Lester Young and Art Tatum “made masterworks” out of standard tunes, Mosca told Zan Stewart, the Star-Ledger jazz critic. “That’s what I try to do.”
Sent to Allegro:
My father, Sal Mosca, passed away on July 28. He was beyond category and beyond label.
An early fan of stride piano, Sal studied and practiced until his music was informed by a wide range of styles and approaches. His single defining concept was improvisation.
For Sal and the pantheon of acknowledged musical greats of his generation, improvisation became the definition of jazz, a genre which itself suffers from a surfeit of often misleading and confusing labels.
Sal has been described as a bop, post-bop, and cool jazz artist. None thoroughly apply.
Sal is unique in that once he settled on improvisation as his guide, he let his personality drive his music regardless of consequence. To know Sal personally one can understand his music. To know Sal’s music one can begin to understand the man.
Sal could be simultaneously complex and simple, serious and playful, social and secluded. Once he decided that what he felt as an individual was the most precious thing he owned, he never feared presenting that individuality in the purest form he was able to muster. A technical master of his instrument and the elements of musical composition, Sal could express himself without technical limitations and so all of his music is organic and undiluted by worldly considerations.
As such, Sal may be remembered most by what his music does not contain. There are no artifacts or commercial motives. There are no concessions to popular style. There are no underlying messages and no hidden agenda. There is no compromise.
Sal’s music is not for dilettantes. Only those seeking incredible music for its own sake and those steeped in the technical background of musical creation can and will appreciate what Sal has left behind. Others may best be left to pursue music correctly defined by mere labels.
Sal Mosca, jazz pianist, father, brother, teacher, and friend, passed away Saturday, July 28, 2007, in White Plains, New York. He was 80 years old.

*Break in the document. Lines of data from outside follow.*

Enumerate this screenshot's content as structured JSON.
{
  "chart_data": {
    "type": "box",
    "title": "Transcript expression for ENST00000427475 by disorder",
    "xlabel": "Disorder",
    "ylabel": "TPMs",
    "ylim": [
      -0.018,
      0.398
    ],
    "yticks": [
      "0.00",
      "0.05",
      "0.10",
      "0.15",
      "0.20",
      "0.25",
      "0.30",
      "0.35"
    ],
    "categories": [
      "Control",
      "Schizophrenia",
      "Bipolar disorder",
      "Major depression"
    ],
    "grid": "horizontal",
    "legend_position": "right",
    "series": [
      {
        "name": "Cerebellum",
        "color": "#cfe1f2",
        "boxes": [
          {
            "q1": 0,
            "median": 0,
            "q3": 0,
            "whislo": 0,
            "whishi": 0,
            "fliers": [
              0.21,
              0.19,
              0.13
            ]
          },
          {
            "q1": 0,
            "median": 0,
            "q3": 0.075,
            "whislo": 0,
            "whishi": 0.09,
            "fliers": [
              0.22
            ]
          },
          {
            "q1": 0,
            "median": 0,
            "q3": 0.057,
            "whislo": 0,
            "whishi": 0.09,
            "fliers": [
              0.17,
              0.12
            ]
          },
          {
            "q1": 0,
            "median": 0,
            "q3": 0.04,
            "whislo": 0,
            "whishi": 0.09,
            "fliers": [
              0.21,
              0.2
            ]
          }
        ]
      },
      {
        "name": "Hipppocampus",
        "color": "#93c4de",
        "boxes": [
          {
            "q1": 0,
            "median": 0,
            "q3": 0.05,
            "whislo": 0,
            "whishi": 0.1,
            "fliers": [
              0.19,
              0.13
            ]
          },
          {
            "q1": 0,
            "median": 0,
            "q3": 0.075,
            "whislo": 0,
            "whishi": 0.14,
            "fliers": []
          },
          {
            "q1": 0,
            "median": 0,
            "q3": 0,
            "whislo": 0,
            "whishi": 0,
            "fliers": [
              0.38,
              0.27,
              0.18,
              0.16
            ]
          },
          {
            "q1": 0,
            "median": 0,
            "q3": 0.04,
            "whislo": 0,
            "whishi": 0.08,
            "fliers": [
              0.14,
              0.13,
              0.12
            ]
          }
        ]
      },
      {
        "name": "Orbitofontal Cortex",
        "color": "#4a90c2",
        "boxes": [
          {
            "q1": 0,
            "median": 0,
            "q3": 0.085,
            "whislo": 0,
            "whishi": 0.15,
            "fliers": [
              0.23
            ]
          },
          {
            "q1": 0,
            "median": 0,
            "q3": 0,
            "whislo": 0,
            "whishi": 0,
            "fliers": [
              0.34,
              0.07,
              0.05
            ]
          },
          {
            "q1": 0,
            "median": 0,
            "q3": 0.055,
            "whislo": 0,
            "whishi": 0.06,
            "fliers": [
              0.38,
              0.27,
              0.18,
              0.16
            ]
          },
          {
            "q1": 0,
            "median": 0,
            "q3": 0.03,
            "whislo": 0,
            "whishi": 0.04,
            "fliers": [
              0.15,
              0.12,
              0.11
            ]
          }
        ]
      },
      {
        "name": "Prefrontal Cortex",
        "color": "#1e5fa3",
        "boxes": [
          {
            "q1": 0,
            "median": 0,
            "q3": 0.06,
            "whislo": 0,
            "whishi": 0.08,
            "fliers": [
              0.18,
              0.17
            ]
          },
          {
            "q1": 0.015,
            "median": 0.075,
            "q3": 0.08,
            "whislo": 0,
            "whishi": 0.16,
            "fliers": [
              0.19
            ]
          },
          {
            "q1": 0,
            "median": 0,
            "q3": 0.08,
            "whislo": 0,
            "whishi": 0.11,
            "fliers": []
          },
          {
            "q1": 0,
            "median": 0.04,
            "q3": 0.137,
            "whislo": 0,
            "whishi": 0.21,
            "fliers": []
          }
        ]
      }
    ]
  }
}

Sal enjoyed a nearly seven decade career of improvisational jazz piano that touched the lives of many people. Perhaps more so than his music, Sal’s values for living affected everyone who knew him. Those who knew Sal only from appreciation of his music surely were able to glean the depth of his commitment to purity and the integrity he brought to everything he produced.

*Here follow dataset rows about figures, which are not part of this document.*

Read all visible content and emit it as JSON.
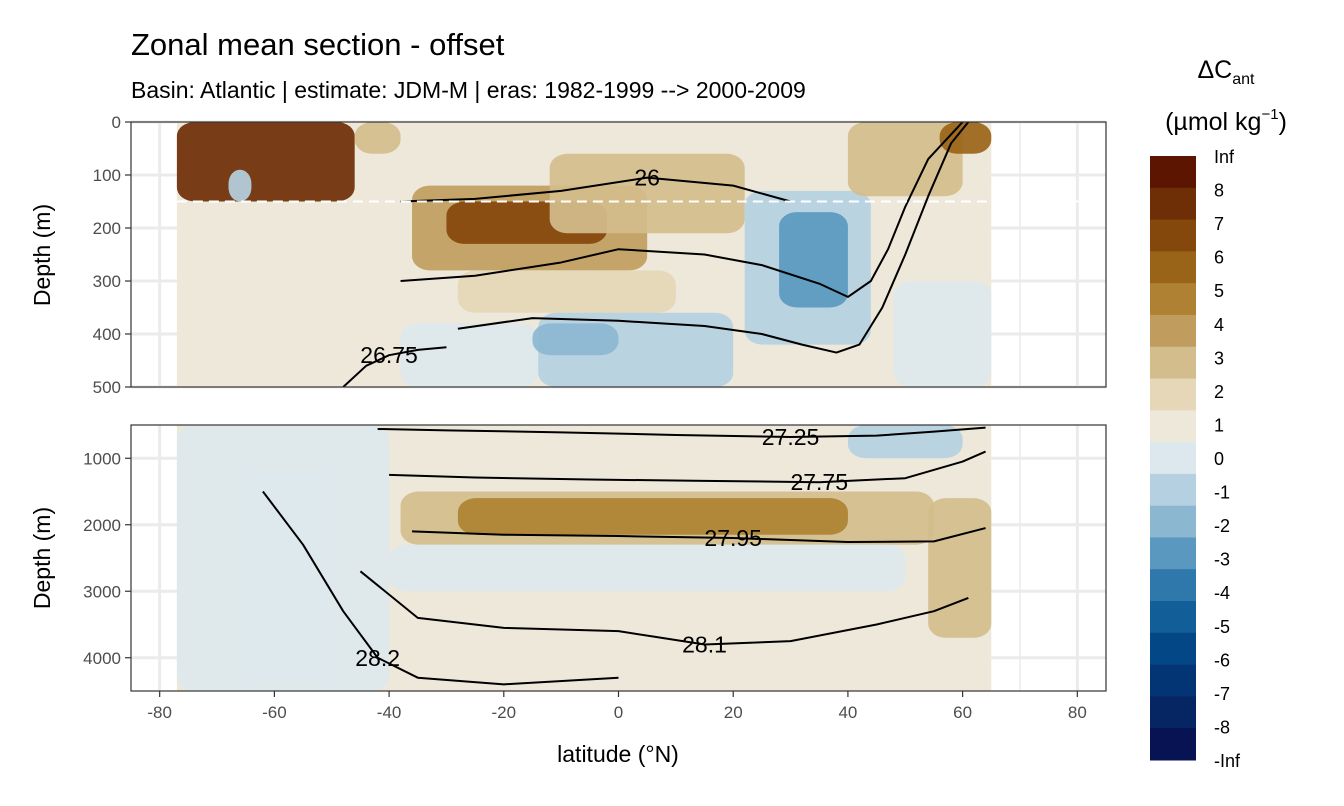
{
  "chart_data": {
    "type": "heatmap",
    "title": "Zonal mean section - offset",
    "subtitle": "Basin: Atlantic | estimate: JDM-M | eras: 1982-1999 --> 2000-2009",
    "xlabel": "latitude (°N)",
    "ylabel": "Depth (m)",
    "xlim": [
      -85,
      85
    ],
    "x_ticks": [
      -80,
      -60,
      -40,
      -20,
      0,
      20,
      40,
      60,
      80
    ],
    "x_tick_labels": [
      "-80",
      "-60",
      "-40",
      "-20",
      "0",
      "20",
      "40",
      "60",
      "80"
    ],
    "panels": [
      {
        "name": "upper",
        "ylim": [
          0,
          500
        ],
        "y_ticks": [
          0,
          100,
          200,
          300,
          400,
          500
        ],
        "y_tick_labels": [
          "0",
          "100",
          "200",
          "300",
          "400",
          "500"
        ],
        "reference_depth": 150
      },
      {
        "name": "lower",
        "ylim": [
          500,
          4500
        ],
        "y_ticks": [
          1000,
          2000,
          3000,
          4000
        ],
        "y_tick_labels": [
          "1000",
          "2000",
          "3000",
          "4000"
        ]
      }
    ],
    "data_extent": [
      -77,
      65
    ],
    "legend": {
      "title_main": "ΔC",
      "title_sub": "ant",
      "unit_open": "(µmol kg",
      "unit_sup": "−1",
      "unit_close": ")",
      "labels": [
        "Inf",
        "8",
        "7",
        "6",
        "5",
        "4",
        "3",
        "2",
        "1",
        "0",
        "-1",
        "-2",
        "-3",
        "-4",
        "-5",
        "-6",
        "-7",
        "-8",
        "-Inf"
      ],
      "colors": [
        "#5c1500",
        "#6e2e06",
        "#84470c",
        "#9a6418",
        "#ae8232",
        "#c09d5e",
        "#d3bd8c",
        "#e5d7b7",
        "#eee8da",
        "#dde8ee",
        "#b5d0e1",
        "#8cb7d1",
        "#5a98bf",
        "#2e78ab",
        "#125e98",
        "#044786",
        "#033575",
        "#062563",
        "#071352"
      ]
    },
    "upper_fields": [
      {
        "x0": -77,
        "x1": -46,
        "y0": 0,
        "y1": 150,
        "v": 8
      },
      {
        "x0": -68,
        "x1": -64,
        "y0": 90,
        "y1": 150,
        "v": -1
      },
      {
        "x0": -46,
        "x1": -38,
        "y0": 0,
        "y1": 60,
        "v": 3
      },
      {
        "x0": -36,
        "x1": 5,
        "y0": 120,
        "y1": 280,
        "v": 4
      },
      {
        "x0": -30,
        "x1": -2,
        "y0": 150,
        "y1": 230,
        "v": 7
      },
      {
        "x0": -12,
        "x1": 22,
        "y0": 60,
        "y1": 210,
        "v": 3
      },
      {
        "x0": -28,
        "x1": 10,
        "y0": 280,
        "y1": 360,
        "v": 2
      },
      {
        "x0": -38,
        "x1": -14,
        "y0": 380,
        "y1": 500,
        "v": 0
      },
      {
        "x0": -14,
        "x1": 20,
        "y0": 360,
        "y1": 500,
        "v": -1
      },
      {
        "x0": -15,
        "x1": 0,
        "y0": 380,
        "y1": 440,
        "v": -2
      },
      {
        "x0": 22,
        "x1": 44,
        "y0": 130,
        "y1": 420,
        "v": -1
      },
      {
        "x0": 28,
        "x1": 40,
        "y0": 170,
        "y1": 350,
        "v": -3
      },
      {
        "x0": 40,
        "x1": 60,
        "y0": 0,
        "y1": 140,
        "v": 3
      },
      {
        "x0": 56,
        "x1": 65,
        "y0": 0,
        "y1": 60,
        "v": 6
      },
      {
        "x0": 48,
        "x1": 65,
        "y0": 300,
        "y1": 500,
        "v": 0
      }
    ],
    "lower_fields": [
      {
        "x0": -77,
        "x1": -40,
        "y0": 500,
        "y1": 4500,
        "v": 0
      },
      {
        "x0": -66,
        "x1": -50,
        "y0": 1200,
        "y1": 4300,
        "v": 0
      },
      {
        "x0": -38,
        "x1": 55,
        "y0": 1500,
        "y1": 2300,
        "v": 3
      },
      {
        "x0": -28,
        "x1": 40,
        "y0": 1600,
        "y1": 2150,
        "v": 5
      },
      {
        "x0": -40,
        "x1": 50,
        "y0": 2300,
        "y1": 3000,
        "v": 0
      },
      {
        "x0": 40,
        "x1": 60,
        "y0": 500,
        "y1": 1000,
        "v": -1
      },
      {
        "x0": 54,
        "x1": 65,
        "y0": 1600,
        "y1": 3700,
        "v": 3
      }
    ],
    "upper_contours": [
      {
        "label": "26",
        "points": [
          [
            -38,
            150
          ],
          [
            -25,
            145
          ],
          [
            -10,
            130
          ],
          [
            5,
            105
          ],
          [
            20,
            120
          ],
          [
            30,
            150
          ]
        ]
      },
      {
        "label": "",
        "points": [
          [
            -38,
            300
          ],
          [
            -25,
            290
          ],
          [
            -10,
            265
          ],
          [
            0,
            240
          ],
          [
            15,
            250
          ],
          [
            25,
            270
          ],
          [
            35,
            305
          ],
          [
            40,
            330
          ],
          [
            44,
            300
          ],
          [
            47,
            240
          ],
          [
            50,
            160
          ],
          [
            54,
            70
          ],
          [
            60,
            0
          ]
        ]
      },
      {
        "label": "",
        "points": [
          [
            -28,
            390
          ],
          [
            -15,
            370
          ],
          [
            0,
            375
          ],
          [
            15,
            385
          ],
          [
            25,
            400
          ],
          [
            32,
            420
          ],
          [
            38,
            435
          ],
          [
            42,
            420
          ],
          [
            46,
            350
          ],
          [
            50,
            250
          ],
          [
            54,
            140
          ],
          [
            58,
            40
          ],
          [
            61,
            0
          ]
        ]
      },
      {
        "label": "26.75",
        "points": [
          [
            -48,
            500
          ],
          [
            -44,
            460
          ],
          [
            -40,
            440
          ],
          [
            -35,
            430
          ],
          [
            -30,
            425
          ]
        ]
      }
    ],
    "lower_contours": [
      {
        "label": "27.25",
        "points": [
          [
            -42,
            560
          ],
          [
            -30,
            580
          ],
          [
            -10,
            610
          ],
          [
            10,
            650
          ],
          [
            30,
            680
          ],
          [
            45,
            660
          ],
          [
            55,
            600
          ],
          [
            64,
            540
          ]
        ]
      },
      {
        "label": "27.75",
        "points": [
          [
            -40,
            1250
          ],
          [
            -25,
            1290
          ],
          [
            -5,
            1320
          ],
          [
            15,
            1340
          ],
          [
            35,
            1360
          ],
          [
            50,
            1300
          ],
          [
            60,
            1050
          ],
          [
            64,
            900
          ]
        ]
      },
      {
        "label": "27.95",
        "points": [
          [
            -36,
            2100
          ],
          [
            -20,
            2150
          ],
          [
            0,
            2170
          ],
          [
            20,
            2200
          ],
          [
            40,
            2260
          ],
          [
            55,
            2250
          ],
          [
            64,
            2050
          ]
        ]
      },
      {
        "label": "28.1",
        "points": [
          [
            -45,
            2700
          ],
          [
            -35,
            3400
          ],
          [
            -20,
            3550
          ],
          [
            0,
            3600
          ],
          [
            15,
            3800
          ],
          [
            30,
            3750
          ],
          [
            45,
            3500
          ],
          [
            55,
            3300
          ],
          [
            61,
            3100
          ]
        ]
      },
      {
        "label": "28.2",
        "points": [
          [
            -62,
            1500
          ],
          [
            -55,
            2300
          ],
          [
            -48,
            3300
          ],
          [
            -42,
            4000
          ],
          [
            -35,
            4300
          ],
          [
            -20,
            4400
          ],
          [
            0,
            4300
          ]
        ]
      }
    ]
  }
}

Sal was, and will remain, a teacher in every sense of the word. The philosophy he articulated and lived was one of simple and complete dedication to the spirit of creation undiluted by external influence. Sal rejected commercialism, populism, consumerism, and the faddish. In their place, he maintained and nurtured the values of thrift, independence, freedom, self improvement and self exploration. Most of all, Sal believed in generosity. Sal gave everything away: his thoughts, his time, his values, his music.
While Sal may have been viewed by some as iconoclastic, in reality he was a rock of tradition that, by remaining true to quality, threatened the evolving status quo. By this, Sal demonstrated his courage in the face of enormous forces urging compromise and conformity.

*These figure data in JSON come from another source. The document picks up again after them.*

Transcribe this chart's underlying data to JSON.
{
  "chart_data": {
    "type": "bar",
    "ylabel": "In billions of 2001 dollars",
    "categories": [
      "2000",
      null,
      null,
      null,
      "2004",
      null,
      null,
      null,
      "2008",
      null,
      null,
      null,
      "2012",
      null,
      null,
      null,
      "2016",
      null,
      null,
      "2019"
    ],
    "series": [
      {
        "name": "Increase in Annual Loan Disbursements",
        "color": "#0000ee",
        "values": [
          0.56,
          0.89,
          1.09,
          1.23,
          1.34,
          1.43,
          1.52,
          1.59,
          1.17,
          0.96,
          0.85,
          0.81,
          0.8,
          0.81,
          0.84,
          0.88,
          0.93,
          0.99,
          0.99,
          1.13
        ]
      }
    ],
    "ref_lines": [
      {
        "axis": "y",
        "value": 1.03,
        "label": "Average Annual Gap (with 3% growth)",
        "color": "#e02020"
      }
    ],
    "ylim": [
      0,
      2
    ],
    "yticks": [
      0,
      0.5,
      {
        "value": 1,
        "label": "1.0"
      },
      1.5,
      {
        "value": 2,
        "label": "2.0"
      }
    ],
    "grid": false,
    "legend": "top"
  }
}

Sal is survived by his three children and seven grandchildren. He is also survived by the thousands of souls whose lives he touched with his words and his music.
Gratefully, Sal was able to record a body of incredible music during his lifetime that will live on as ethereal vibrations that will inspire, soothe, and amaze us for the years and generations to come. Life is fragile; art perseveres.
“Music is your own experience, your own thoughts, your wisdom. If you don’t live it, it won’t come out of your horn. They teach you there’s a boundary line to music. But, man, there’s no boundary line to art.”
“Your Requiem is finished. It has made me sad, for I sang it with all my heart.”